Oil painting techniques are more complex (in terms of technology) and more expensive than using, for example, gouache, watercolors or pastels. Different visual means help the artist to embody different ideas. Oil paintings have their own character, given by texture, paints, writing technique and skill of the author.
It is necessary
Oil paints, primer, glue, fixer, palette, brushes (preferably flat and made of natural materials), palette knife, easel, pencil, eraser, tracing paper, carbon paper and other useful little things purchased by artists for the convenience of work
Instructions
Step 1
Buy a canvas. They are usually linen or cotton. Cotton canvas is cheaper and easier to handle. Linen can be fine-grained, suitable for prescribing small details, and coarse-grained, on which it is good to reflect the texture (for example, stones, the sea). Instead of traditional canvas, burlap, plywood, hardboard, metal are also used for working with oil. You can also use paper, but the painting will not be durable.
The cheaper canvas is the one stretched over cardboard. It is thin and easy to carry, no more than 0.5x0.7m in size.

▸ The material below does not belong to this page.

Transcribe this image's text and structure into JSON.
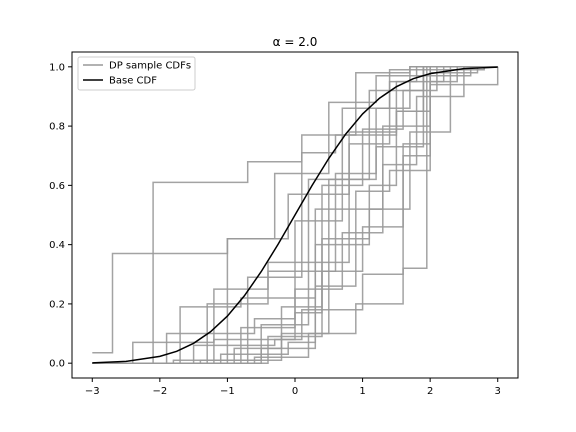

Canvas on a stretcher is more expensive and heavy, but larger - up to 1, 2x1, 5m.
Step 2
Along with the canvas, purchase all the necessary accessories: oil paints, primer, glue, fixer, palette, brushes, palette knife, easel. If you will be sketching on paper and then transferring it to canvas, you will need transparent paper (you can use tracing paper) and a carbon copy. Something else may come in handy in the process, so check with the seller.
Step 3
Glue and prime the canvas, then let it dry. This operation is done so that the paint does not destroy it and lies well on the canvas.
Step 4
Sketch with a pencil. If the writing technique is multi-layered, then the drawing must be fixed with a special tool, or covered with another layer of soil.
Step 5
Further, everything will depend on the technique of execution. If the painting is small, and the experience of creating paintings is still small, try the technique in one step (alla prima). This means that the painting should be finished in one or several passes, but in time before the paints dry. Drying time for oil paint is on average about 3 days, depending on the thickness of the layer. The picture will get those tones and colors that you create by mixing. Additional colors will be obtained due to the translucence of the soil. The painting itself will be lighter and brighter.
Step 6
Usually, artists use a multi-layered technique: it reveals all the possibilities of oil painting. Its essence is that the author of the painting divides his task into several subtasks, which he then implements in different layers. First, the first thin layer is created, called "underpainting". For its implementation, the paints are diluted. Underpainting helps define composition, tonality, shape, shadows and chiaroscuro.
Step 7
In the next layers, the artist step by step prescribes details, subtleties of form and color, texture. In the last layers, linseed oil is added to add saturation and color stability. After the paint has dried, it is varnished. The duration of this period depends on the thickness of the layers, and on average is 6-12 months.